Тун Томиан наклонился к уху альда Каллиеры и пробормотал:
— Что-то тут нечисто. Топорная работа, слишком уж кстати появился этот Алсамаар. Кстати, это вроде как он привозил Леннара из Куттаки в Храм? Ну да, он. Не удивлюсь, если это он сам, точнее, его более мелкие подручные и навели на нас этих бандитов. Выследили и поджидали, ага?
— Может быть, — откликнулся Каллиера. — Все равно теперь от него не отвяжешься. Он нам тут показательно продемонстрировал силу и власть служителей Храма, так, что ли? Дескать, чернь разбегается от нас как мыши, попискивая и поджимая хвостики?
— Похоже на то, — проворчал Томиан, а королева, чуть помедлив, выговорила, не разжимая стиснутых зубов:
— Хорошо, жрец. Я разрешаю сопровождать меня до…
— До дворца.
— …д-до дворца, — повторила она.
По тонким губам жреца скользнула быстрая торжествующая улыбка. Смысл этой улыбки Энтолинере суждено было понять чуть позже. А именно — когда она после многих злоключений наконец вернулась в свой дворец. В приемном покое она застала двух непрошеных гостей, у которых, впрочем, хватило власти и дерзновения явиться к правительнице государства по собственному желанию и разумению. Не надо долго думать, чтобы назвать их имена.

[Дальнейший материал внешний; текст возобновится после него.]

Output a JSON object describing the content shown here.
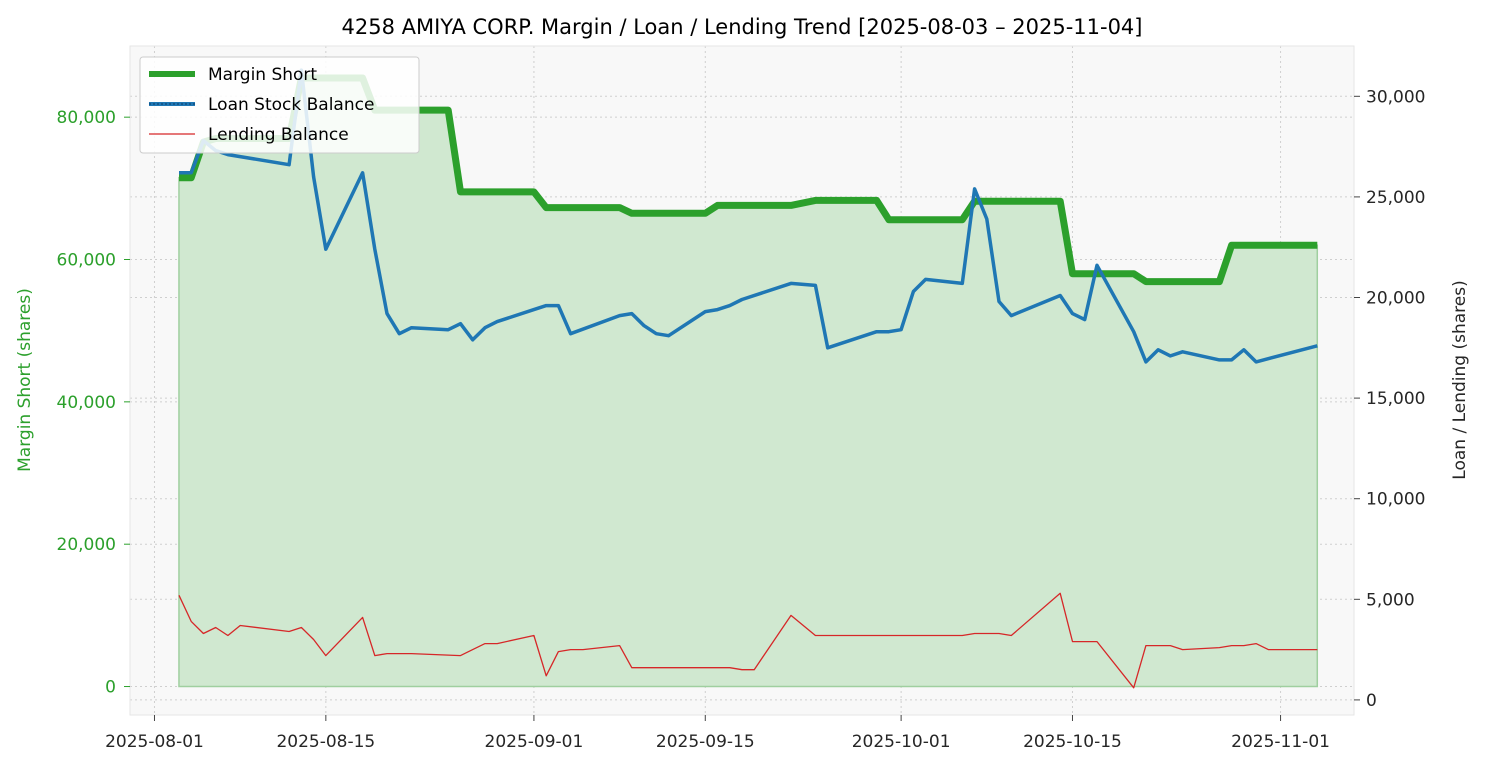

Это были старший Ревнитель брат Моолнар и — предстоятель Храма, Стерегущий Скверну. Светлый Омм-Гаар.
— Мы должны остаться с вами наедине.
Эти слова Стерегущий произнес тихо и буднично, как будто он каждый день давал указания королеве, что и как ей следует делать в ее собственном дворце. Она обернулась и посмотрела на своих беллонцев.